The prose is wonderful, and it reads very quickly. James Lee Burke is a great writer linguistically, but this story sucked.
My biggest complaint is the women. They're either prostitutes or a mothering angel like Annie. I am so, so highly disappointed that Robicheaux's love interest is a Midwestern blonde, blue-eyed woman. Why not a Cajun? Why an outsider? And you know why? It's because Cajun women don't put up with this kind of nonsense. Annie needs to get some sense and leave Dave immediately. Annie was shown doing high class women things, such as playing a cello and her eyes watering while barbecuing. She is the ultimate projection of femininity: caring, motherly, forgiving, and completely disappointing. Annie mentions she has a job, but we never see her at that job, and she never really discusses it either. She is an ideal woman on a pedal stool that exists essentially for emotional labor and sex, not a real well-rounded character.
Yet with Dave, he gets to be well-rounded. Oh, yes, he struggles with alcoholism, his role in the Vietnam War, and murder, but the author still makes him seem emotional and gives him a sensibility. Dave doesn't engage with the explicit racism of the city, but he definitely engages with the implicit racism.I thought Dave was a decent character, if not somewhat irritating as the book progressed.

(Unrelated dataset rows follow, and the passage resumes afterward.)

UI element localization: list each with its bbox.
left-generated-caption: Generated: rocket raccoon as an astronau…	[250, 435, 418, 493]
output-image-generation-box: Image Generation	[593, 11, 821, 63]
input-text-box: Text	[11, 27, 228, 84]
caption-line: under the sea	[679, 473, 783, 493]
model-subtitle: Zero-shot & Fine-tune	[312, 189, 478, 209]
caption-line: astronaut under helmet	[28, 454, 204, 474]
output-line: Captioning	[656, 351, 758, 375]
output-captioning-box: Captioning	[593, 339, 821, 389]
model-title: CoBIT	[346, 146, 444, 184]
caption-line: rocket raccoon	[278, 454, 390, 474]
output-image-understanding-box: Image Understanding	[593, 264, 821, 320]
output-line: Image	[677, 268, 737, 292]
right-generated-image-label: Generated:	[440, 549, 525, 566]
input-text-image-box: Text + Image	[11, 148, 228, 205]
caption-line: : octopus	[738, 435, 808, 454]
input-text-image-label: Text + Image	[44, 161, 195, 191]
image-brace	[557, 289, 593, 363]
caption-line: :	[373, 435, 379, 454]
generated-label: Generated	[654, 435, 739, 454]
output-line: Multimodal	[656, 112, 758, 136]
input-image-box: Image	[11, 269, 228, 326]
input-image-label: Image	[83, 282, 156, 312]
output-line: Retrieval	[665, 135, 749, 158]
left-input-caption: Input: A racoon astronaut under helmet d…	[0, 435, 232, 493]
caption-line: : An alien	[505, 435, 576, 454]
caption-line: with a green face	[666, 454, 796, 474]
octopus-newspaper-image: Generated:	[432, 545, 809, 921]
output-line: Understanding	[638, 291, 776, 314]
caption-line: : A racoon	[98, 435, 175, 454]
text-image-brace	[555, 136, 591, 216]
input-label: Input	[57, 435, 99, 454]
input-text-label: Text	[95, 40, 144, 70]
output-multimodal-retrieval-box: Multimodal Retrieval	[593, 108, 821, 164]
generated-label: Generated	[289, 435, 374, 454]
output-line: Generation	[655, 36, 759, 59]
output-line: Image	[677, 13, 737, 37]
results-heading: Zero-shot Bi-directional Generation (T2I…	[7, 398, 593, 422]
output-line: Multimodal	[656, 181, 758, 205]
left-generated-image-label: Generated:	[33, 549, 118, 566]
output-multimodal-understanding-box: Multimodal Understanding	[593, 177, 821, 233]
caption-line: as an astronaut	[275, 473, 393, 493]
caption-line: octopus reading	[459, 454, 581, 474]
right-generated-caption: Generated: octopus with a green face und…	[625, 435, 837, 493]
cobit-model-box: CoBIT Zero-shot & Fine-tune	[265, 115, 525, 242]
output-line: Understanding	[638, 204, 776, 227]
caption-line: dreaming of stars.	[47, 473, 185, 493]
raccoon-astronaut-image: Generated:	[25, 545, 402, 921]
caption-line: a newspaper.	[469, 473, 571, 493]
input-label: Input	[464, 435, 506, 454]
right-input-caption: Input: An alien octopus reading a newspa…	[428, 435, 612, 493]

I wish Annie would have had an abortion. It would have made her a much more interesting character. Why does she have to be a saint while Robicheaux doesn't?
To further complicate matters, blacks are shown as prostitutes and servants, essentially, and are thrown in with poor whites. This is supposed to be New Orleans, and historically, New Orleans had rich, high class black people. Why are the high class blacks?
The ending sucks, and it makes me dislike the book more. It's relatively happy, but it's also annoying for some reason I can't quite figure out. He just quits and goes off into the sunset. Really? Really, dude? I'm considering classifying Robicheaux as an annoying character, but I'm not quite there yet. He's impulsive and does stuff that he knows is wrong, but somehow it turns out alright in the end because his actions are "honorable."
As a Cajun, it is frustrating to see Dave's alcoholism, mostly because alcoholism runs through Cajun families, and it is undeniably part of our culture. The grittiness? Yeah, that's part of our culture too, but it was still unenjoyable to read about it. It sucks to be reminded that no matter how high you get in life, alcoholism is always there in the background. It seems no matter how hard you try, you will never be able to escape the cruelty of the culture. Tourists might get to see the good and skip the bad, but those of us who grew up in it have few escape paths, except to leave Louisiana. I guess you can't get the good unless you accept the bad.
Even though this book is well written, it is still off-putting, especially because of Burke's portrayal of his female characters, Robicheaux's impulsiveness, and the depictions of blacks (even if it is somewhat historically accurate). I guess I was expecting something else. It's not a terrible book, but I want something different but still Cajun. I won't be continuing with this series, and I'll try to find other books with Cajun characters.